Many pitlane people thought Márquez’s first crash of the year — a purling highside followed by a faceplant during COTA’S rain-lashed FP1 – would knock out any over-confidence seeping within after his clean sweep of the Thai and Argentine GPs.

Especially after what he said when he arrived at COTA, “I try to think in a negative way to avoid too much confidence that can create a situation we don’t like”.

It obviously didn’t but Sunday’s crash surely should?

Bagnaia may have been gifted his first victory of 2025, but to finish first, first you must finish, and even without the win he was already sounding much happier than he had at Buriram and Termas.
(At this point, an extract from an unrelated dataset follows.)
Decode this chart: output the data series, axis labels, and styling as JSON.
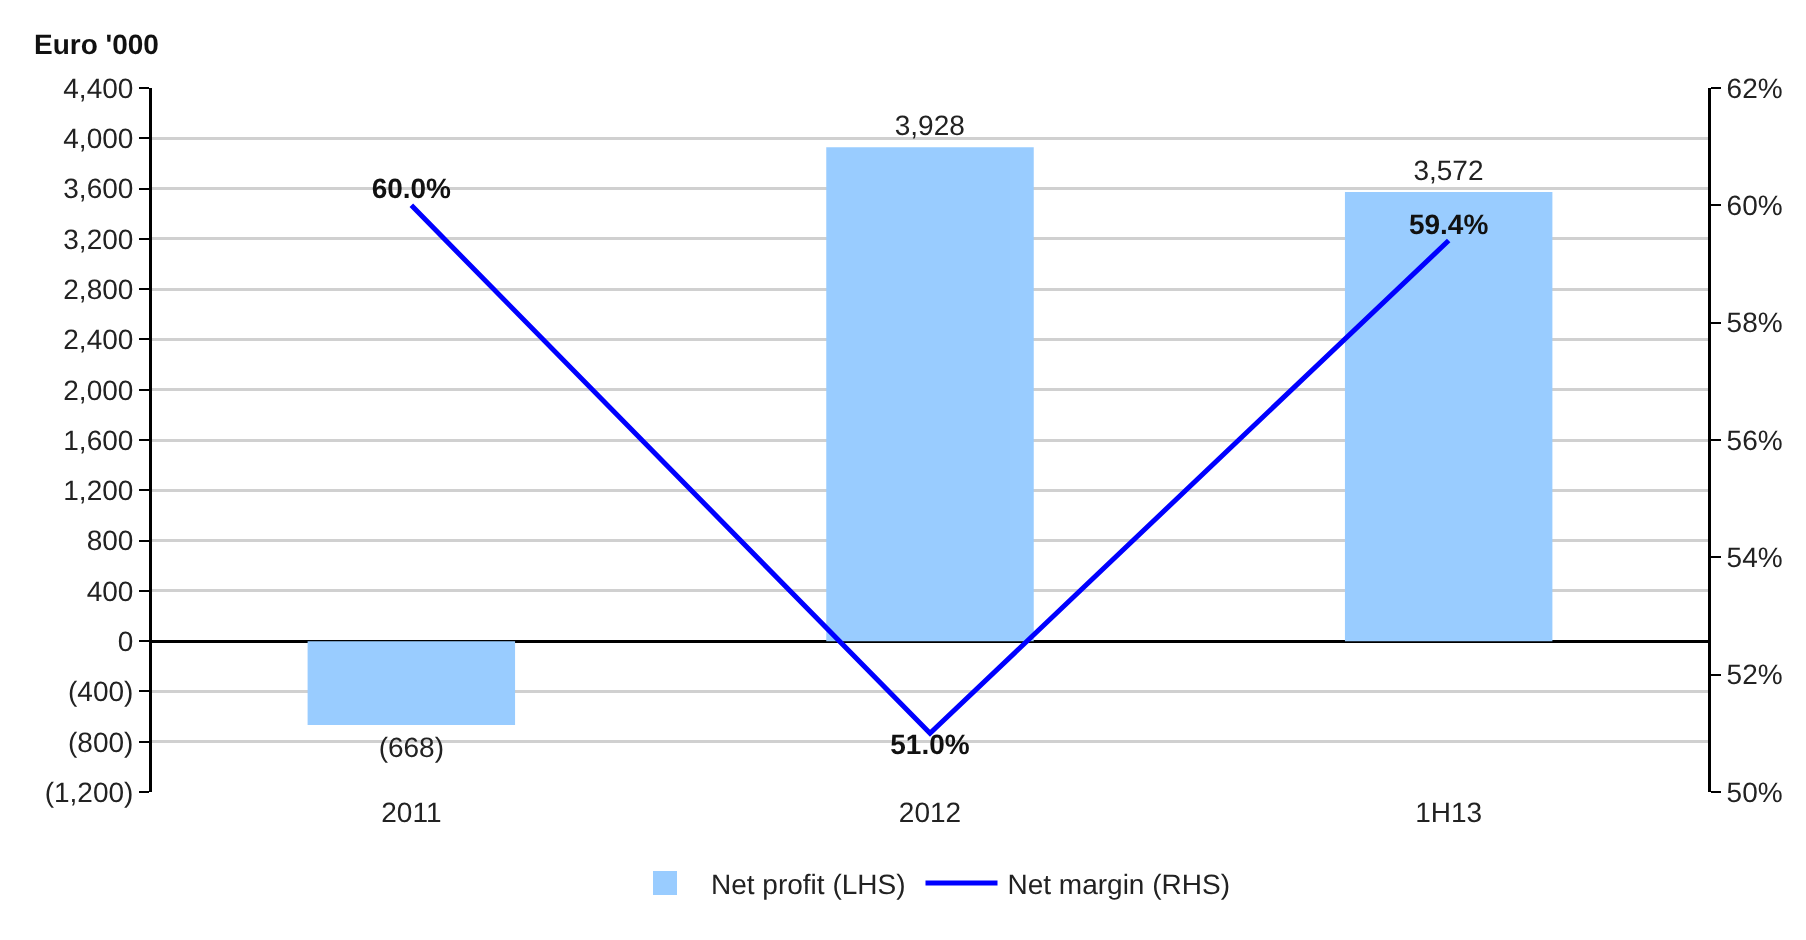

His issues are all about fine-tuning engine-brake maps and set-up balance, he says, so he is slowly getting back to the feeling he had last year.

Marc Marquez on Ducati in 2025 MotoGP US Grand Prix

Márquez restarted after the crash and rode several laps with no right footpeg before withdrawing

Dorna/MotoGP

“It’s fantastic to be back on the podium after such a difficult period,” he said.

In fact this is Bagnaia’s best-ever start to a MotoGP season: more points in the first three races than ever before. People writing off the twice champion after the first two weekends were forgetting that he’s a slow burner, he builds confidence bit by bit. If and when he gets the engine brake to where he can fly into corners with huge speed, he will be fully back.

Bagnaia is still third in the points chase, 11 behind the older Márquez and 12 behind the younger, who is the second of the siblings to have led all three grand prix world championships.

Fabio Di Giannantonio (VR46 Ducati) scored his first podium since 2023 with a rousing ride to third, with his injured left shoulder still not fully fixed. “A MotoGP bike consumes you,” he said.

VR46 team-mate Franky Morbidelli was way back in fourth and only just ahead of a dazzling Jack Miller, enjoying by far his best race since joining Pramac Yamaha. In fact his fifth place was the first MotoGP top five by a Japanese motorcycle since Fabio Quartararo was third in the 2023 Indonesian GP.

Luca Marini was the top Honda finisher in eighth, a few seconds behind Morbidelli, Miller, Marco Bezzecchi on the factory Aprilia and Enea Bastianini on a Tech 3 KTM. Marini’s fellow RC213V riders Johann Zarco and Joan Mir were fighting a bit closer to the front until they fell, trying to win back what they were losing to the KTM and Aprilia on the back straight by risky braking before the tight left.

Honda still stands second in the constructors’ championship, ahead of KTM, Aprilia and Yamaha. MotoGP never stops changing.